Melt-in-your mouth beef gets an Asian flare from ginger, soy sauce and rich beef stock. This main requires just 10 minutes of active time so you can let the slow cooker do the heavy lifting.
Serves 6 | Prep Time: 10 minutes | Cook Time: 10 hours | Total Time: 10 hours 10 minutes
1 ½ lb (750 g) Ontario flank steak, cut into 2-inch pieces*
3 carrots, cut into ½-inch (1 cm) slices
3 scallions, white and light green sliced
1 small onion, sliced
1 1/2 tbsp (22 mL) minced garlic
2 tbsp minced ginger
1 ¾ cups (425 mL) low sodium beef stock
2 tbsp (30 mL) low sodium soy sauce
2 tbsp (30 mL) cornstarch mixed with 2 tbsp water
1 red pepper, chopped
1 1/2 cups (375 mL) jasmine rice
1 tsp (5 mL) butter
¼ tsp (1 mL) kosher salt
1 ½ cups (375 mL) frozen snap peas
In a 5-quart slow cooker add beef, carrots, scallions, onion, garlic, ginger, beef stock and soy sauce; stir to combine. Cover and cook on low heat for 9 hours.

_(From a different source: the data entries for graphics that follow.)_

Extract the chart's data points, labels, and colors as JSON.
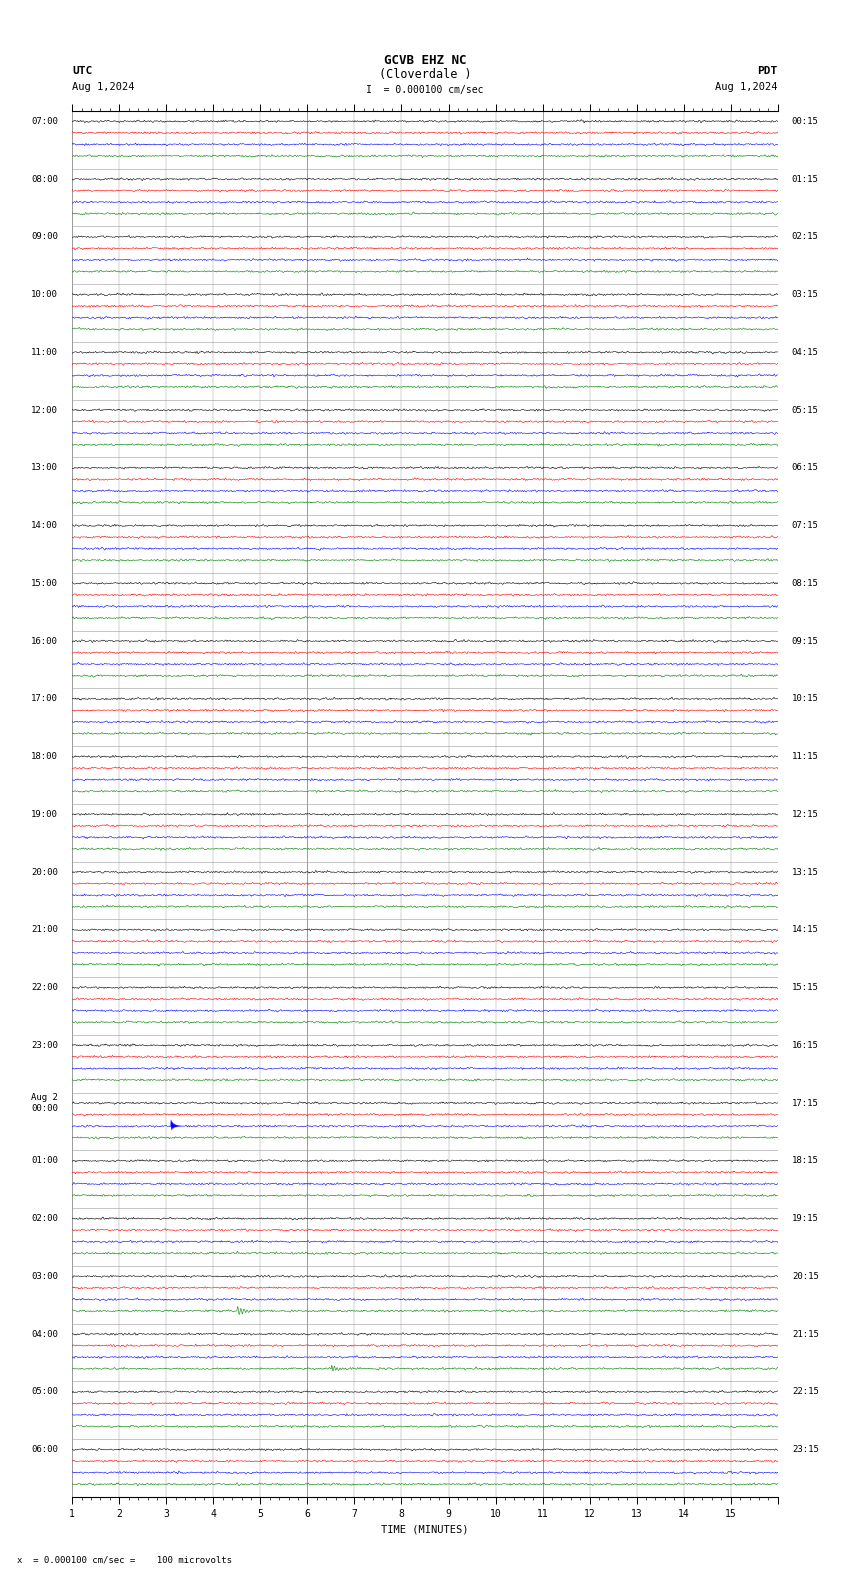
{
  "title_line1": "GCVB EHZ NC",
  "title_line2": "(Cloverdale )",
  "scale_label": "= 0.000100 cm/sec",
  "utc_label": "UTC",
  "utc_date": "Aug 1,2024",
  "pdt_label": "PDT",
  "pdt_date": "Aug 1,2024",
  "bottom_label": "x  = 0.000100 cm/sec =    100 microvolts",
  "xlabel": "TIME (MINUTES)",
  "left_times": [
    "07:00",
    "08:00",
    "09:00",
    "10:00",
    "11:00",
    "12:00",
    "13:00",
    "14:00",
    "15:00",
    "16:00",
    "17:00",
    "18:00",
    "19:00",
    "20:00",
    "21:00",
    "22:00",
    "23:00",
    "Aug 2\n00:00",
    "01:00",
    "02:00",
    "03:00",
    "04:00",
    "05:00",
    "06:00"
  ],
  "right_times": [
    "00:15",
    "01:15",
    "02:15",
    "03:15",
    "04:15",
    "05:15",
    "06:15",
    "07:15",
    "08:15",
    "09:15",
    "10:15",
    "11:15",
    "12:15",
    "13:15",
    "14:15",
    "15:15",
    "16:15",
    "17:15",
    "18:15",
    "19:15",
    "20:15",
    "21:15",
    "22:15",
    "23:15"
  ],
  "n_rows": 24,
  "n_traces_per_row": 4,
  "trace_colors": [
    "black",
    "red",
    "blue",
    "green"
  ],
  "minutes_per_row": 15,
  "background_color": "white",
  "grid_color": "#999999",
  "noise_scale_black": 0.025,
  "noise_scale_red": 0.018,
  "noise_scale_blue": 0.02,
  "noise_scale_green": 0.015,
  "special_blue_spike_row": 17,
  "special_blue_spike_minute": 2.1,
  "special_green_spike1_row": 20,
  "special_green_spike1_minute": 3.5,
  "special_green_spike2_row": 21,
  "special_green_spike2_minute": 5.5
}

Turn slow cooker setting to high heat. Carefully uncover and stir in cornstarch mixture and peppers. Cover and cook for 20 minutes more.
Meanwhile, bring 2 1/2 cups (625 mL) of water to a boil. Stir in rice, butter and salt. Cover and cook over low heat for 15-18 minutes until water is absorbed. Turn off heat, let stand for 10 minutes and fluff with a fork.
Add snap peas to slow cooker for 1 minute. To serve, divide rice between bowls and top with a ladle of gingered beef and vegetable stew.
*Ask your local butcher to cut the flank steak into pieces for you to save on prep time.
Per serving: Calories 421, Fat 17g, Cholesterol 74mg, Sodium 684mg, Carbohydrates 26g, Fibre 4g, Sugar 2.7g, Protein 29g
One serving contains 36% of the %DV of Vitamin C.
One serving contains 68% of the %DV of Vitamin A.